Supplies for the DIY Halloween Wreath

I love decorating for holidays, and I love making things for said decorating. The problem with holiday crafting is that, if you aren’t careful, it can get pretty expensive. This wreath isn’t like that. I spent less than $10 on this wreath, but your cost may vary a little bit because I happened to have a handful of unused rubber snakes on hand thanks to my children.
Supplies for Halloween Wreath
You need:
Wreath Form – I chose wire, but you can use other forms just as easily, though I’d recommend spray painting grapevine wreath forms black before you begin.
Black Tulle (my roll was 6 inches by 25 yards and I used almost all of it)
Six or so plastic or rubber snakes
Battery operated lights
A rubber or plastic spider
Optional: various acrylic paints, spray paint

 

I painted them up like venomous snakes

I painted them up like venomous snakes

Step one: Prepare the Snakes
My experience with plastic snakes is that they are generally comically fluorescent. You can leave them the color they come, spray paint them black, or go the more time-consuming route and attempt to paint them in the style of various venomous snakes.
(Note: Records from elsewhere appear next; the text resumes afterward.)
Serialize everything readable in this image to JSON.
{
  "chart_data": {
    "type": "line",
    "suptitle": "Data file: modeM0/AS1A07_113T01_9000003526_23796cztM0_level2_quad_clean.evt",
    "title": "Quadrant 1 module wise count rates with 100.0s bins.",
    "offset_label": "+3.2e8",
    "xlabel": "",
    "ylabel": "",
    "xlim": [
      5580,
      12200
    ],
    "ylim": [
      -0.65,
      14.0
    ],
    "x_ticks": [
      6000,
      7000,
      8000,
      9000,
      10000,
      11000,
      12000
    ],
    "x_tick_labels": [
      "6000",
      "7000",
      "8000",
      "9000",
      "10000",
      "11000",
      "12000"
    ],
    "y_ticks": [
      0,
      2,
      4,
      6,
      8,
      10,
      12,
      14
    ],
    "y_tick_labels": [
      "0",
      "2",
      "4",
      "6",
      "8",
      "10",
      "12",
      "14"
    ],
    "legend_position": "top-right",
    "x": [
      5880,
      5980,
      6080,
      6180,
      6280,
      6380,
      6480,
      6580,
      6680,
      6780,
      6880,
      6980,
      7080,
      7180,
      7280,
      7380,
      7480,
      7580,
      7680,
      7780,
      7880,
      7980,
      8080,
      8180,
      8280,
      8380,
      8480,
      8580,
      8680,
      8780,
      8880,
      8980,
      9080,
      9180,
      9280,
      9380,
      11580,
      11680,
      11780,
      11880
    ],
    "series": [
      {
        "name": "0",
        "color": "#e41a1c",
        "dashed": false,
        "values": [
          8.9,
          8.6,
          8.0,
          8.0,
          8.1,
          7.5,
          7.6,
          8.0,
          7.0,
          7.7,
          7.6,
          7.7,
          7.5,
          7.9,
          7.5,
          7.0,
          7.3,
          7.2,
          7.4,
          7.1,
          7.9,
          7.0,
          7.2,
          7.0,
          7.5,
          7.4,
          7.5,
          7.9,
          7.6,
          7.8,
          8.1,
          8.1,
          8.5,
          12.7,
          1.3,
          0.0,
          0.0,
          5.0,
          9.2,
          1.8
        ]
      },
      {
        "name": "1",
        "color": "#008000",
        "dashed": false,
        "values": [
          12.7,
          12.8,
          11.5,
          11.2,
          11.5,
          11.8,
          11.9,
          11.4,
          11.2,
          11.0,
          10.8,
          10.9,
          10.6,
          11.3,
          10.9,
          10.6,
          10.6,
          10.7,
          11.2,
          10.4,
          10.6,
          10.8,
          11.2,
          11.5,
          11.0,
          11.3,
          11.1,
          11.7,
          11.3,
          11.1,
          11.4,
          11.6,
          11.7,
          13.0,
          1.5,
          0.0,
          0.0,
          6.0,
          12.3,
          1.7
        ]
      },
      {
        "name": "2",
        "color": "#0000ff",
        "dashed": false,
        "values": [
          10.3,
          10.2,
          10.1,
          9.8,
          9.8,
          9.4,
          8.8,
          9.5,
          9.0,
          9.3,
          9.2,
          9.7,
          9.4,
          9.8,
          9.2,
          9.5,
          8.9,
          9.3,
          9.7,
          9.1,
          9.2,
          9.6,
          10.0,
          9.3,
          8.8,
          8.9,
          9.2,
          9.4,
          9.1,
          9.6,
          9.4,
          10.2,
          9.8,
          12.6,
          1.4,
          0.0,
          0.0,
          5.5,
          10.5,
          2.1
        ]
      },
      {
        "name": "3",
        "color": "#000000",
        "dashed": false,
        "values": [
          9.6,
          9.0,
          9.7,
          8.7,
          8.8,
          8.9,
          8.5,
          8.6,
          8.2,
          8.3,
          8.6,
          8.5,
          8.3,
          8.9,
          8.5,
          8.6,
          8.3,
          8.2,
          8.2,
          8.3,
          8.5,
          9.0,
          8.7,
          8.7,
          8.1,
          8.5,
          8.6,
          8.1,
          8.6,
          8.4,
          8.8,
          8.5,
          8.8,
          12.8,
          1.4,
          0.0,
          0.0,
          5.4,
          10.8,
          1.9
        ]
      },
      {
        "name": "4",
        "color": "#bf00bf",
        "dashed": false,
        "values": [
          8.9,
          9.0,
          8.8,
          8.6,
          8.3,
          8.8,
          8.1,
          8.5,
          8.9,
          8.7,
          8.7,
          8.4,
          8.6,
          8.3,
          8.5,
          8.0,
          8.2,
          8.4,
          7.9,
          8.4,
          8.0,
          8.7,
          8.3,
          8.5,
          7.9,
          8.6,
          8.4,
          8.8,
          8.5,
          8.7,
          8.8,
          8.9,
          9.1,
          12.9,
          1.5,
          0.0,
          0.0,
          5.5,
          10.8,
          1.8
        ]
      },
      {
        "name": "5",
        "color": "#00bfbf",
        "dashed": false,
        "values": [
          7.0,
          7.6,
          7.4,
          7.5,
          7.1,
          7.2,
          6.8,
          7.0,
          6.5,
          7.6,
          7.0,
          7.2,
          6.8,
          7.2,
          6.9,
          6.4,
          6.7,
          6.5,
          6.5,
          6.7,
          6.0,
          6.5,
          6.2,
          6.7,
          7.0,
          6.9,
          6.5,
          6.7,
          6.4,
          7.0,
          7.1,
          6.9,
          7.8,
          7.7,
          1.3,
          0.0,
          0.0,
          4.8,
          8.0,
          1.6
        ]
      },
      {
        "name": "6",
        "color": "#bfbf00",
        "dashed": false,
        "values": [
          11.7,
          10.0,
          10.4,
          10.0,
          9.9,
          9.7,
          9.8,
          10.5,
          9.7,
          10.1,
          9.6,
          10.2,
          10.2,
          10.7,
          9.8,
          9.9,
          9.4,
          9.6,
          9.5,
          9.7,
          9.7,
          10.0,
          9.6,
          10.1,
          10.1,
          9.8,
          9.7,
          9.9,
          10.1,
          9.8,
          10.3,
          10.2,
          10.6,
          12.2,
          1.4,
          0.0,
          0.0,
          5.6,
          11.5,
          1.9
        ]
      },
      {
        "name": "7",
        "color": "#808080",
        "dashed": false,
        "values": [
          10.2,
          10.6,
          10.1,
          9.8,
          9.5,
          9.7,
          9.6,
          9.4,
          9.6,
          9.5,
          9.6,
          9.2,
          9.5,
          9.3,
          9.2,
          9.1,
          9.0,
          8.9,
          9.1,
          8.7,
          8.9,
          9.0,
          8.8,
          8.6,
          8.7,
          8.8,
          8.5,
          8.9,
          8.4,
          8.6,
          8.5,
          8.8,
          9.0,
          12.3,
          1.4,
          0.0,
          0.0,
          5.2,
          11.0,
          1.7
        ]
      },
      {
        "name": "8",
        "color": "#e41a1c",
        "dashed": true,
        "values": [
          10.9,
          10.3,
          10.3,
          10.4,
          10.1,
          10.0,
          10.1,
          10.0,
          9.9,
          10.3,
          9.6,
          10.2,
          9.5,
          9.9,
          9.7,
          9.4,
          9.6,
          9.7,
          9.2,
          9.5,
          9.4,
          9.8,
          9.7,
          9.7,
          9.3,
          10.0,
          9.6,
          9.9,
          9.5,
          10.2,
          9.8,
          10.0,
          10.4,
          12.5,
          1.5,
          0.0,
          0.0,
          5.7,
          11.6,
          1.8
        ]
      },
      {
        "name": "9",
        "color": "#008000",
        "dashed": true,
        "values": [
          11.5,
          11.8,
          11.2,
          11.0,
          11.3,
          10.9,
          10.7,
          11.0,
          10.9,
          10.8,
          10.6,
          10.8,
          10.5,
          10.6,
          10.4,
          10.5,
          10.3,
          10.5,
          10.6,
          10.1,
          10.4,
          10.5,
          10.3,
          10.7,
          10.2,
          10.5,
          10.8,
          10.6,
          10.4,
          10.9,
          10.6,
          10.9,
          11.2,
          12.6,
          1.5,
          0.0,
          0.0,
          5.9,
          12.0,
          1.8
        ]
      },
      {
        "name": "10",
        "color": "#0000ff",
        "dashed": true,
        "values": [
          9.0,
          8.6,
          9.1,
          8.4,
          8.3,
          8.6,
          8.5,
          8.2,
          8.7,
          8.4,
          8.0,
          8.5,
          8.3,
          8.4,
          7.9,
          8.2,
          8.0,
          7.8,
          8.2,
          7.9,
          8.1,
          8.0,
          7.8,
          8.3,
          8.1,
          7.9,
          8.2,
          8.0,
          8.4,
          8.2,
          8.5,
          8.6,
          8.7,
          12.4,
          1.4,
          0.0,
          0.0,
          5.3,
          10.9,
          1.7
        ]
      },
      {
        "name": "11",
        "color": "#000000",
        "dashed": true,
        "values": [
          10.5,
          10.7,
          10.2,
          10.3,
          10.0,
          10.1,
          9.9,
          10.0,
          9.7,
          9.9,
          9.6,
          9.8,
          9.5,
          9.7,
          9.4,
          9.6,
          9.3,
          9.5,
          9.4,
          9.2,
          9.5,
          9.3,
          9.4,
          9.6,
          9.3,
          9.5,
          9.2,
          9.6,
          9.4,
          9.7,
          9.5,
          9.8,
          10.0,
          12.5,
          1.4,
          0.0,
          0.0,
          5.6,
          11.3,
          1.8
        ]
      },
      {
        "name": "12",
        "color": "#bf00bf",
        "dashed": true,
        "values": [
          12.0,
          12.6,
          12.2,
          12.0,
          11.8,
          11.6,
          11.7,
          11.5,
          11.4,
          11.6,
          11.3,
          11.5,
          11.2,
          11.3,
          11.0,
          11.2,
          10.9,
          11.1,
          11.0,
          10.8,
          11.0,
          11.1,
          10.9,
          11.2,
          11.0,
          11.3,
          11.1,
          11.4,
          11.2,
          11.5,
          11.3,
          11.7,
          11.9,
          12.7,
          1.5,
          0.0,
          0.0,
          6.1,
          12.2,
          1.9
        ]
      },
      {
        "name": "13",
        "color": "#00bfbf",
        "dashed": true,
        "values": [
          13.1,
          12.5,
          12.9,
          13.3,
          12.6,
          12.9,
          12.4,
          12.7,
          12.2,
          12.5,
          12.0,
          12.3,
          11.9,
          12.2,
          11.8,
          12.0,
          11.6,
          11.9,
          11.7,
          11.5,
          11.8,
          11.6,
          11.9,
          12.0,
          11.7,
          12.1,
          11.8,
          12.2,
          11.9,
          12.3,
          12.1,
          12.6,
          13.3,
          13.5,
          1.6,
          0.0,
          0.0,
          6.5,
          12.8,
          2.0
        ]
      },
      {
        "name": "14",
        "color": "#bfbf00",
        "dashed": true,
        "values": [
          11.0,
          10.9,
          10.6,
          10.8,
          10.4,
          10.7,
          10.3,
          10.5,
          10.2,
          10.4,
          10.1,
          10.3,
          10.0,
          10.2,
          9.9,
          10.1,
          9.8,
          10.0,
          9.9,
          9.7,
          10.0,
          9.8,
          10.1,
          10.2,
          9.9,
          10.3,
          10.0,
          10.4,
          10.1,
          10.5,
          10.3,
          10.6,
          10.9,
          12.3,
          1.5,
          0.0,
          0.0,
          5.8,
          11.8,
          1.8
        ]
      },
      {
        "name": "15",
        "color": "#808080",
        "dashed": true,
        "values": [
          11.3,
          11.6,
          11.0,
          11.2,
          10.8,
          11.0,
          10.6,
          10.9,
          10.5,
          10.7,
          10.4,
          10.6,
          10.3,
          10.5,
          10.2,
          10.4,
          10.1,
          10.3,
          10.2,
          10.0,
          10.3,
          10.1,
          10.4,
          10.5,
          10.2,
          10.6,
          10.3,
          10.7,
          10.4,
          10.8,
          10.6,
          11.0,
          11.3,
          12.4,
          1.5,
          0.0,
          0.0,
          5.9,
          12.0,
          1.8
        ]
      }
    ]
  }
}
The Cobra did not require painting and the Rhinoceros viper ended up much too pink.

 

 

Tying up the Tulle

Tying up the Tulle

Step Two: Tie the Tulle

For the bottom fluff, I cut 2-inch strips (maybe 200) and tied each one to the rings of the wreath form. This is the most time-consuming portion of this craft.

Step Three: Attach the Snakes

I used strips of Tulle to attach the snakes where I wanted them. I tried it with wire but the wire showed too easily. The only wire I used was for the spider in the fluffy Tulle.

Step Four: Wind the lights

I used Tulle to attach the battery boxes to the back of the wreath and wound the lights around the form, tying with Tulle when necessary.

Step Five: Weave the Tulle

Using most of the rest of the Tulle, I wove it through the wreath form, the snakes, and the lights. The more tension you use here, the tighter the weave and the more Tulle you will need. Alternatively, you could also do this with black ribbon.

 

DIY Halloween Wreath

DIY Halloween Wreath

Step Six: Tie the Hanger

I used a six-inch length of Tulle tied to the top to hang the wreath.

I keep this as an indoor decoration as the lights are not rated for outdoor use and I don’t really see my front door that much and want to enjoy it so it hangs in my kitchen where I can enjoy it for the whole of Halloween.